We see the goods and services tax (GST) rate fitment as a key and perhaps the last crucial milestone achieved in the roll-out of the tax regime. In this note, we analyse the new GST rates for various products (and the likely benefits for various sectors/companies). We believe that while corporates would pass on the direct benefits of GST, they would aim to retain partly the indirect benefits from the saving in logistics costs, streamlining of business processes and the seamless flow of input credits. While GST laws include anti-profiteering measures (which say that the benefits of the reduction in the tax rate and input credit shall be passed on by a commensurate reduction in prices and the government may appoint an authority/empower an existing authority to monitor profiteering), we believe such measures are difficult to implement and would be a retrograde step, similar to price controls, if implemented in haste. First, it would be difficult to assess the commensurate price cuts.
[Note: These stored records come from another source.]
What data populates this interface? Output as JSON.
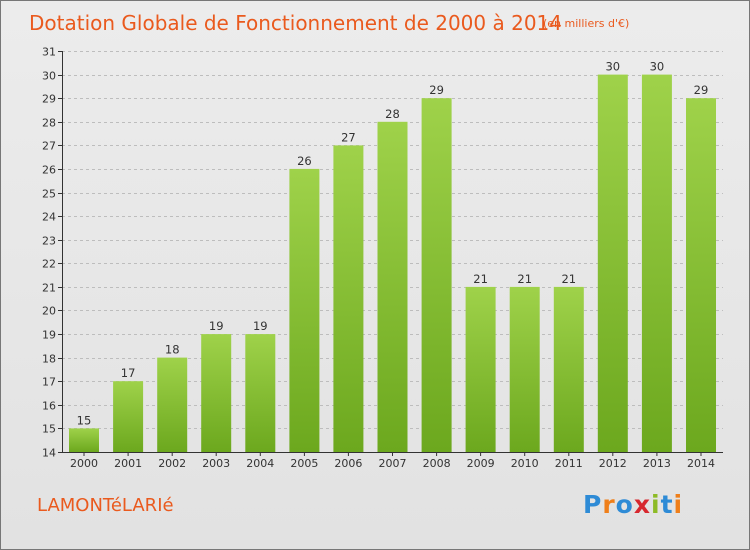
{
  "header": {
    "title": "Dotation Globale de Fonctionnement de 2000 à 2014",
    "unit": "(en milliers d'€)"
  },
  "footer": {
    "place": "LAMONTéLARIé",
    "logo": "Proxiti",
    "logo_colors": [
      "#2e8bd6",
      "#ef7f1a",
      "#2e8bd6",
      "#d7282f",
      "#8dbb26",
      "#2e8bd6",
      "#ef7f1a"
    ]
  },
  "colors": {
    "background": "#e6e6e6",
    "bar_light": "#9fd24a",
    "bar_dark": "#6ca81e",
    "text_accent": "#ea5a1e",
    "grid": "#bdbdbd",
    "axis": "#333333"
  },
  "chart_data": {
    "type": "bar",
    "title": "Dotation Globale de Fonctionnement de 2000 à 2014",
    "subtitle": "(en milliers d'€)",
    "xlabel": "",
    "ylabel": "",
    "categories": [
      "2000",
      "2001",
      "2002",
      "2003",
      "2004",
      "2005",
      "2006",
      "2007",
      "2008",
      "2009",
      "2010",
      "2011",
      "2012",
      "2013",
      "2014"
    ],
    "values": [
      15,
      17,
      18,
      19,
      19,
      26,
      27,
      28,
      29,
      21,
      21,
      21,
      30,
      30,
      29
    ],
    "ylim": [
      14,
      31
    ],
    "yticks": [
      14,
      15,
      16,
      17,
      18,
      19,
      20,
      21,
      22,
      23,
      24,
      25,
      26,
      27,
      28,
      29,
      30,
      31
    ],
    "grid": true,
    "data_labels": true,
    "legend": "none"
  }
}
Second, the government may not have sufficient bandwidth to check/monitor the pricing/profitability of the entire gamut of tax-paying entities. In our view, pricing/profitability would be driven more by industry dynamics, rivalry and competitive intensity than by government directives on price cuts.
Foreign investors have pumped in nearly USD 4 billion in the country’s capital market so far this month due to finalisation of GST rates for bulk of the items and stable outlook for the rupee. Interestingly, most of the funds have been invested in the debt markets by the foreign portfolio investors (FPIs). According to latest depository data, FPIs invested a net Rs 9,007 crore in equities during May 2-26, while they poured Rs 15,769 crore in the debt markets during the period under review, translating into a net inflow of Rs 24,776 crore (USD 3.85 billion). This comes following a net inflow of close to Rs 94,900 crore in the last three months (February-April) on several factors, including expectations that BJP’s victory in recently held assembly polls will accelerate the pace of reforms. Prior to that, such investors had pulled out over Rs 3,496 crore from debt markets in January. Market experts said the huge inflow could be attributed to a slew of factors including finalisation of GST rates for bulk of the items by the GST Council. The move has cleared the decks for the rollout of the historic Goods and Services Tax (GST) from July 1. The investors’ sentiment got a further boost after the US Federal Reserve signalled that it will wait for more data for a rate hike.